In the East the great sages and Saints sit quite still, with lips closed, for years. We call them Munni, which means ‘he who takes the vow of silence’. The man of today may think, what a life, to be silent and do nothing! But he does not know that some by their silence can do more than another, talking for ten years, can accomplish. A person may argue for months on a problem and not be able to explain it; another person with inner radiance may be able to answer the same thing in one moment. But the answer that comes without words explains still more. That is initiation, as we call it.

Of course the spiritual knowledge no one can give to another person, because it is something which every heart has within. And by initiation, what the teacher can do is to light with his light the light which is hidden in the heart of his disciple.
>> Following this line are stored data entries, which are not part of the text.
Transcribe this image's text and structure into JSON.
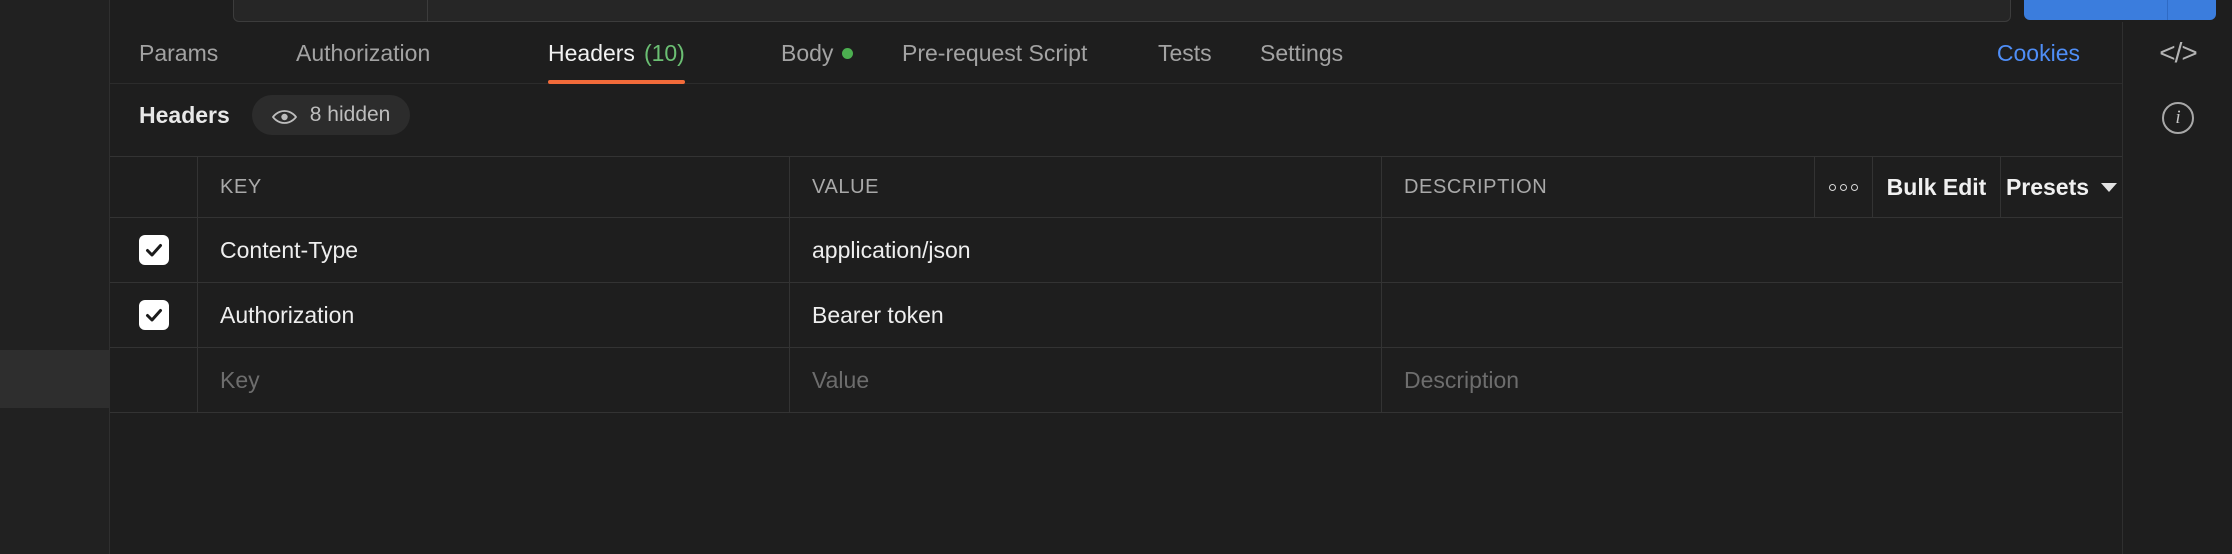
{
  "app": {
    "accent_orange": "#f26b3a",
    "accent_blue": "#3b7ddd",
    "link_blue": "#4f8ef7",
    "green": "#4caf50",
    "background": "#1e1e1e"
  },
  "tabs": [
    {
      "label": "Params",
      "active": false,
      "count": null,
      "dot": false
    },
    {
      "label": "Authorization",
      "active": false,
      "count": null,
      "dot": false
    },
    {
      "label": "Headers",
      "active": true,
      "count": "(10)",
      "dot": false
    },
    {
      "label": "Body",
      "active": false,
      "count": null,
      "dot": true
    },
    {
      "label": "Pre-request Script",
      "active": false,
      "count": null,
      "dot": false
    },
    {
      "label": "Tests",
      "active": false,
      "count": null,
      "dot": false
    },
    {
      "label": "Settings",
      "active": false,
      "count": null,
      "dot": false
    }
  ],
  "cookies_link": "Cookies",
  "right_rail": {
    "code_icon": "code-icon",
    "code_glyph": "</>",
    "info_icon": "info-icon",
    "info_glyph": "i"
  },
  "subheader": {
    "title": "Headers",
    "hidden_pill": "8 hidden",
    "eye_icon": "eye-icon"
  },
  "table": {
    "columns": {
      "key": "KEY",
      "value": "VALUE",
      "description": "DESCRIPTION"
    },
    "actions": {
      "more": "•••",
      "bulk_edit": "Bulk Edit",
      "presets": "Presets"
    },
    "rows": [
      {
        "checked": true,
        "key": "Content-Type",
        "value": "application/json",
        "description": ""
      },
      {
        "checked": true,
        "key": "Authorization",
        "value": "Bearer token",
        "description": ""
      }
    ],
    "placeholder_row": {
      "key": "Key",
      "value": "Value",
      "description": "Description"
    }
  }
}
If the light is not there it is not the fault of the teacher. There is a verse of Hafiz, in Persian; he says, “However great the teacher, the one whose heart is closed, with him the teacher is helpless.” Therefore initiation means initiation on the part of the disciple and on the part of the teacher, a step forward on the path for both. On the part of the teacher, a step forward with the disciple, that the pupil may be trusted and raised from his present condition; a step forward for the pupil, because he opens his heart, having no barrier, nothing to hinder the teaching in whatever form it comes, in silence, or in words, or in seeing some deed or action on the part of his teacher.